I hope in all my years of living I never forget the breathtaking beauty, simple stillness, and undeniable peace that made up Community 2. I could sit here for hours talking about the perfect landscape and its picturesque beauty, but that wouldn't even begin to scratch the surface on why visiting this community meant so much to me. It was during our 5 day stay in this community that the Lord so graciously showed me what it was like to walk in true freedom in His Spirit. He took me to the very end of myself, where I had nothing left to offer in my own strength, and asked me to step aside and let Him work. And you know what? I did and it was the most free and joyful I have felt in a really, really long time.
As a team, we have been learning a lot about the Holy Spirit. I grew up in the church, so I thought my surface level understandings and definition of who the Holy Spirit is was enough. Little did I know, there was so much more for me to discover.

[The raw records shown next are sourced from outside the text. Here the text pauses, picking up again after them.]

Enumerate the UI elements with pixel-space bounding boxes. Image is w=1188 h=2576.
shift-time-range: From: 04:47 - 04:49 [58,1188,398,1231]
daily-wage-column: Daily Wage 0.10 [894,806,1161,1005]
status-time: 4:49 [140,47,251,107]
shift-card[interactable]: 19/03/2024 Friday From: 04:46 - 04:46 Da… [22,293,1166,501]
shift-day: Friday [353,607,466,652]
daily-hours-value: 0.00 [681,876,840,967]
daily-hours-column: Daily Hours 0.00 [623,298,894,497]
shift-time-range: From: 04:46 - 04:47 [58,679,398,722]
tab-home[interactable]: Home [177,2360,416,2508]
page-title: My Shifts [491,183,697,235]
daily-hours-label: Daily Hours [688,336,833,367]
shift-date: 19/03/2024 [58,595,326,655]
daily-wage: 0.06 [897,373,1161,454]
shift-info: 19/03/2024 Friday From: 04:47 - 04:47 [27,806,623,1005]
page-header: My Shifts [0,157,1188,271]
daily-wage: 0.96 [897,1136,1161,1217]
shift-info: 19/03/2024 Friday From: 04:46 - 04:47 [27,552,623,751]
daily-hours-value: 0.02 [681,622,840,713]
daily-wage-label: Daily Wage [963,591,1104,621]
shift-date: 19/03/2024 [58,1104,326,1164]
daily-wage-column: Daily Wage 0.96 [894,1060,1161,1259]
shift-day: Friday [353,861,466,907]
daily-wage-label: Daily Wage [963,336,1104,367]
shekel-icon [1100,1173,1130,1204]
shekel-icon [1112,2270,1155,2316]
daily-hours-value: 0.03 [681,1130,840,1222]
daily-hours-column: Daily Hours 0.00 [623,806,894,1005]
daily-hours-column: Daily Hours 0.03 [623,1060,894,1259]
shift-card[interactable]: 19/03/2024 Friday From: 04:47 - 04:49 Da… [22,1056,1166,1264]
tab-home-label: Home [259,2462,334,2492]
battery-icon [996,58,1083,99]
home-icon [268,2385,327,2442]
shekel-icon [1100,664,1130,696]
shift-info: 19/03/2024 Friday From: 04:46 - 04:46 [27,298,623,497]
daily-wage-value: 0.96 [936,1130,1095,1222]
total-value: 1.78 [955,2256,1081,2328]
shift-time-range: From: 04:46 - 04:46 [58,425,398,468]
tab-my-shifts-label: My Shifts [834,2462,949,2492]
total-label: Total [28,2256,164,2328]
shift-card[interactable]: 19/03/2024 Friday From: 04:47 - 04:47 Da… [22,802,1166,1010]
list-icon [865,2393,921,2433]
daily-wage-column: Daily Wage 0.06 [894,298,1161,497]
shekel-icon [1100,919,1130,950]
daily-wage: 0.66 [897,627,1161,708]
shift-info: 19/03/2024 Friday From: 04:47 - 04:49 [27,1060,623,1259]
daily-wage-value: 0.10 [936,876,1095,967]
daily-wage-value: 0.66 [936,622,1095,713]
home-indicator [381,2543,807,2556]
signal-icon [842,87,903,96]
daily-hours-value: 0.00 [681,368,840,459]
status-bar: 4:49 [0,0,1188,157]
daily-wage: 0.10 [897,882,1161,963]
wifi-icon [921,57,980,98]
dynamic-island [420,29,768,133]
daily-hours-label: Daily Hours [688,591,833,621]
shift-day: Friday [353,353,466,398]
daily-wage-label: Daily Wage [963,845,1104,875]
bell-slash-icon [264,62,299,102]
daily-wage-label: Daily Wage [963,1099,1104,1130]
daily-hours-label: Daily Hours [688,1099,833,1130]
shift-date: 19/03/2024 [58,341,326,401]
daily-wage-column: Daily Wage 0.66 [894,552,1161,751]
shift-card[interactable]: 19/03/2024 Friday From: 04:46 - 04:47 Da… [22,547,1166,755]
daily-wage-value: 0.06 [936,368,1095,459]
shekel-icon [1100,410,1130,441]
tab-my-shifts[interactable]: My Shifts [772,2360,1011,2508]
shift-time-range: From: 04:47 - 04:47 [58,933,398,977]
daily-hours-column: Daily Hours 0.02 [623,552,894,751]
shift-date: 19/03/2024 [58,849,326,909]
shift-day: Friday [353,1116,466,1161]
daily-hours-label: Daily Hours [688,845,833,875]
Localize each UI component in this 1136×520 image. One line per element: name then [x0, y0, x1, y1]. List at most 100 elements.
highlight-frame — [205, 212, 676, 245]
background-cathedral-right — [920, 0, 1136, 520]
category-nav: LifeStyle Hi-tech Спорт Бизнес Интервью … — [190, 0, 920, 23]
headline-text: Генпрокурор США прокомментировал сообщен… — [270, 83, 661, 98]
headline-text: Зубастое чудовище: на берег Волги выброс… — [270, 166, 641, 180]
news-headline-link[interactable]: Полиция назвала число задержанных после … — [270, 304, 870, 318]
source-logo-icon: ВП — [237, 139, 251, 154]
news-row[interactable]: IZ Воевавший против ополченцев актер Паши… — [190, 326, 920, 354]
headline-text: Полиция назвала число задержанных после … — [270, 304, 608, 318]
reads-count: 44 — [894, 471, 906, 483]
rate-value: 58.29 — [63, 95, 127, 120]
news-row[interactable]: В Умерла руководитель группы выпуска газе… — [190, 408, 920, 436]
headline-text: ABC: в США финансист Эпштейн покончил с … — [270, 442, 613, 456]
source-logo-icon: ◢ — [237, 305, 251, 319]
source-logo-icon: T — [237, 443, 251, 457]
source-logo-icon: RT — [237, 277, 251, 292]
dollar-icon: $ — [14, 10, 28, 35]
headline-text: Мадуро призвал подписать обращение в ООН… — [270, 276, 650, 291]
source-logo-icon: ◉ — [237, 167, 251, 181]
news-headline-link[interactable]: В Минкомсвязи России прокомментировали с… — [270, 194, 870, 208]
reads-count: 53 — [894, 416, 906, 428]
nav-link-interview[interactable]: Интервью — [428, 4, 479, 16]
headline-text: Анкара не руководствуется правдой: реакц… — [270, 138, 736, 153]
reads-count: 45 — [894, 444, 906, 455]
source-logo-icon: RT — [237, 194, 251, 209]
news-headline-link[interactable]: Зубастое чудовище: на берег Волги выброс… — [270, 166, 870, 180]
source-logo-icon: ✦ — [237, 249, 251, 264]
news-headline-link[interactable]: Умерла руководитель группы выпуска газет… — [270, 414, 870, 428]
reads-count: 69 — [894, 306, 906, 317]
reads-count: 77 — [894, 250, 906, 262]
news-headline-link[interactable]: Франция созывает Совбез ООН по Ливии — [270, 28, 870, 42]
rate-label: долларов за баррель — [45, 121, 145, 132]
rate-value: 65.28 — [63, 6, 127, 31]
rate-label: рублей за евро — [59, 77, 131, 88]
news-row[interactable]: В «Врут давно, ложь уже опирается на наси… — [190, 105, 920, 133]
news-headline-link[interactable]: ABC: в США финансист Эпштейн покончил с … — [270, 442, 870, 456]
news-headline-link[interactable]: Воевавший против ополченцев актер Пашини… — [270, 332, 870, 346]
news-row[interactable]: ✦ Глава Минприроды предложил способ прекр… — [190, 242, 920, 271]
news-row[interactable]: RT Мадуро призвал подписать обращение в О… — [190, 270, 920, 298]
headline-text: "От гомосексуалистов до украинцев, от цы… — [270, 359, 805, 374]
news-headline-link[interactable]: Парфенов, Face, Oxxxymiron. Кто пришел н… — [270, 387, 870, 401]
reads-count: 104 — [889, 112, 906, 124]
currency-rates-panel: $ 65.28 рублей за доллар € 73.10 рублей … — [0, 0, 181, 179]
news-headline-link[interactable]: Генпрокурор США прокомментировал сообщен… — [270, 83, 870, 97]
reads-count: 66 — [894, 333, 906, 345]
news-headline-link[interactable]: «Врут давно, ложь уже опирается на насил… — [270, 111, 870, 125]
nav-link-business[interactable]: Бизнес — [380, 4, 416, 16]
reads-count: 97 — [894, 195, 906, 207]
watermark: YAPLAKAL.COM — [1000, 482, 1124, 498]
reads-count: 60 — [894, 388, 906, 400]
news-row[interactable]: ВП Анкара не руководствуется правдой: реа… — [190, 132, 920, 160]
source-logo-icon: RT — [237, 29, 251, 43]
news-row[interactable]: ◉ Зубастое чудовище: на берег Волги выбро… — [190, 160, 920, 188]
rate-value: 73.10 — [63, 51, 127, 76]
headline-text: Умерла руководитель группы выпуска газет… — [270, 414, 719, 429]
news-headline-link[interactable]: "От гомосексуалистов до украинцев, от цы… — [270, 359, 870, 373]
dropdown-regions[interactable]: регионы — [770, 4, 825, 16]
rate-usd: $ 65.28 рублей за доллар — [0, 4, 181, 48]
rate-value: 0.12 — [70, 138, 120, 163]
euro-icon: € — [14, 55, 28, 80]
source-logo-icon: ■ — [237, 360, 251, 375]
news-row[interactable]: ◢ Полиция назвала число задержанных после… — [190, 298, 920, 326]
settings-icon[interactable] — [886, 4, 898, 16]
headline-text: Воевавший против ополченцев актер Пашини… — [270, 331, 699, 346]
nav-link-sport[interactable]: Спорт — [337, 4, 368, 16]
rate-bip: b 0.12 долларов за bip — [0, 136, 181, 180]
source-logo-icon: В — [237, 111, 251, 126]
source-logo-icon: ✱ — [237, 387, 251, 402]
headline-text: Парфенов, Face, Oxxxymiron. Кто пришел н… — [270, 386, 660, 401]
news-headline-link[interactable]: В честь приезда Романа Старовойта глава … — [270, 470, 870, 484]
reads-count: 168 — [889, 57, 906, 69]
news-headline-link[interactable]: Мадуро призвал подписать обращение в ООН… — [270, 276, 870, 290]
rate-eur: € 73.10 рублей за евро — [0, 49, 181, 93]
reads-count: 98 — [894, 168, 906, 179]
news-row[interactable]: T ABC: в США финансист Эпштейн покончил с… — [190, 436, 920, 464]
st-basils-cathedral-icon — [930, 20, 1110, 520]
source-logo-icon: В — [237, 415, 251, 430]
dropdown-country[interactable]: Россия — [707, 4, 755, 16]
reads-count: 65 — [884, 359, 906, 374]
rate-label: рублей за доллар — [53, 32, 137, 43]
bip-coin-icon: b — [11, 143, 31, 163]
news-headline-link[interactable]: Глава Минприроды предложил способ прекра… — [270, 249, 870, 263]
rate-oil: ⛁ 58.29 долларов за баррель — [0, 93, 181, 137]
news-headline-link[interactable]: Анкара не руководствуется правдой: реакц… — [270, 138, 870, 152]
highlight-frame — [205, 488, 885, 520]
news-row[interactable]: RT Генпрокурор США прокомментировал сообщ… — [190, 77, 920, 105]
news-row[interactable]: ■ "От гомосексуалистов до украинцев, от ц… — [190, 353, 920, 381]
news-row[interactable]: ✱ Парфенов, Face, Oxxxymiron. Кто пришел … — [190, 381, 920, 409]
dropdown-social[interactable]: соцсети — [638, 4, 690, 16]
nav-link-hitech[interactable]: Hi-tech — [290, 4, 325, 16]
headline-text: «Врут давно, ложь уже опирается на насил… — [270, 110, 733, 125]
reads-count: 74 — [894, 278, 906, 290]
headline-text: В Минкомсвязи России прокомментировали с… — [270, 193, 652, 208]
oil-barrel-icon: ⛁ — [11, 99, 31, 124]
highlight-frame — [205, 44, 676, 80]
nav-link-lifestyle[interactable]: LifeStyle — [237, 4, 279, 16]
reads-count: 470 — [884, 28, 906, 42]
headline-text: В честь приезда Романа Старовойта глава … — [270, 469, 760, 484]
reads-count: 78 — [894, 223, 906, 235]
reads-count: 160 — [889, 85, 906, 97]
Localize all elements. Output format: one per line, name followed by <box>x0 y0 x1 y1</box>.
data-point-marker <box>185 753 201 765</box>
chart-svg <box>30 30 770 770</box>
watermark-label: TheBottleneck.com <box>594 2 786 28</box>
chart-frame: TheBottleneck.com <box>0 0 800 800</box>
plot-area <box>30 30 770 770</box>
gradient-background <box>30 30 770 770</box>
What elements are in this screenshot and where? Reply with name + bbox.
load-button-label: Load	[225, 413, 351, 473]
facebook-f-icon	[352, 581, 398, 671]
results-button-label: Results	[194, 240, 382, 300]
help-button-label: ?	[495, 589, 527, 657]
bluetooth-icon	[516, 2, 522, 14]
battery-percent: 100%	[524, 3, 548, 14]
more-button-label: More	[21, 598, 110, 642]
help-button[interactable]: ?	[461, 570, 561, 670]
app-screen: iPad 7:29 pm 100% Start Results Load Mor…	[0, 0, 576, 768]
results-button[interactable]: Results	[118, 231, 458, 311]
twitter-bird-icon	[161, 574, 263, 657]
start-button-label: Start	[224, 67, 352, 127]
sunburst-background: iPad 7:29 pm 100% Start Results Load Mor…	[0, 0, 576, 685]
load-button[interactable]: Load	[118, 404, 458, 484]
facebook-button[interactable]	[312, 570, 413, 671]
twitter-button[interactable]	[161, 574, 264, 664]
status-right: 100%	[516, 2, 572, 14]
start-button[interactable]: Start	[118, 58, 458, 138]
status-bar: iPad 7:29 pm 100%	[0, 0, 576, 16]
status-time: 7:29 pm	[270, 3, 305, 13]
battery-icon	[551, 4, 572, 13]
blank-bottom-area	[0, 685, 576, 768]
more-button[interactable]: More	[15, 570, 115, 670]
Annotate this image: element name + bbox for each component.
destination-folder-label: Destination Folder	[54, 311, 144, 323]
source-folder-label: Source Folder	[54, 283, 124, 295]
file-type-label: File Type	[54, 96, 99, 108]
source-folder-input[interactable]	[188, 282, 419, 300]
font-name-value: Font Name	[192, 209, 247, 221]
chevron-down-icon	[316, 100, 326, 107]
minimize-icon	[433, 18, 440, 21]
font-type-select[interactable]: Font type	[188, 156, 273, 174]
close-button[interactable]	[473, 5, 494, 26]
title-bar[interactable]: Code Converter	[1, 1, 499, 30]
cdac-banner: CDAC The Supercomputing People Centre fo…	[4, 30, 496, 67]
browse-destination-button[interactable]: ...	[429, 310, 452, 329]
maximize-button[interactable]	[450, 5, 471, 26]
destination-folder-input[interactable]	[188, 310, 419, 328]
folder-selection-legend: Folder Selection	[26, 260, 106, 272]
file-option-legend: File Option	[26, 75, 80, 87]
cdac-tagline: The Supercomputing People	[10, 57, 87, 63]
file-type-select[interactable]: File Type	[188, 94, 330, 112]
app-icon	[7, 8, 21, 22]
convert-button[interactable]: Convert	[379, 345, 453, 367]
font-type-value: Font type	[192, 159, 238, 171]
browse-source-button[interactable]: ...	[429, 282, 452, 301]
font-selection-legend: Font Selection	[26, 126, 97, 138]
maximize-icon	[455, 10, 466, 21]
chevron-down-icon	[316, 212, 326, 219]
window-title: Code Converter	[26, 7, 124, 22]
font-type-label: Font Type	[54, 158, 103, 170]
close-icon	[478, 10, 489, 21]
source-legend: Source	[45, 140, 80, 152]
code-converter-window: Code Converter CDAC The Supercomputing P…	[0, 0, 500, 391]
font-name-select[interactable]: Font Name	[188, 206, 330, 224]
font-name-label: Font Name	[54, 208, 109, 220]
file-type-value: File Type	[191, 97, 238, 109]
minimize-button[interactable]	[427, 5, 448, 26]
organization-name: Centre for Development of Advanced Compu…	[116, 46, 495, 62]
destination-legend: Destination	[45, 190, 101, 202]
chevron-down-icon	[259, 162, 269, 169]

At the beginning of our time in Community 2, I sat in a lot of head knowledge. I was digging deep into Scripture and learning so much about God and what a surrendered life to the Spirit was supposed to look like. It was all great stuff, but I soon grew weary. I was asking myself questions like “Have I ever really walked in the Spirit? What is this freedom Romans 8 keeps talking about? and Would God really choose me, a sinful and messy human, to have His spirit dwell in?” Man, praise Him for not keeping me in that spot for too long. He quickly took all of my head knowledge and turned it into heart knowledge.
I am knocked to my knees when I think about what I experienced in that little brown and blue school. It was a rainy Friday afternoon when I stepped into the classroom and was immediately hit with my own insufficiencies. I knew I would not be able to muster up the right amount of joy, strength, endurance and Bible knowledge to lead those kids that day. For as long as I can remember, I have always relied on myself to lead. He, in all His goodness and patience, chose this day to humble me and break me to a point where only He could pick up the pieces. That day is just a perfect blur of pure joy and peace as I allowed Him to dwell in me and use me to teach so many sweet kiddos about Him and His peace. Wow yes. That is it my people. That is what this whole thing is about.
Romans 8:11 tells me, “If the spirit of Him who raised Jesus from the dead dwells in you, he who raised Christ Jesus from the dead will also give life to your mortal bodies through his spirit who dwells in you.” And I think for the first time I let the weight of what that passage says flood every part of my being.
His Spirit is Power, His Spirit is Holy, and His Spirit chooses you and me. Can you even believe that? I know I sure can’t, but I am striving to live every day of my life wrapped in this Truth.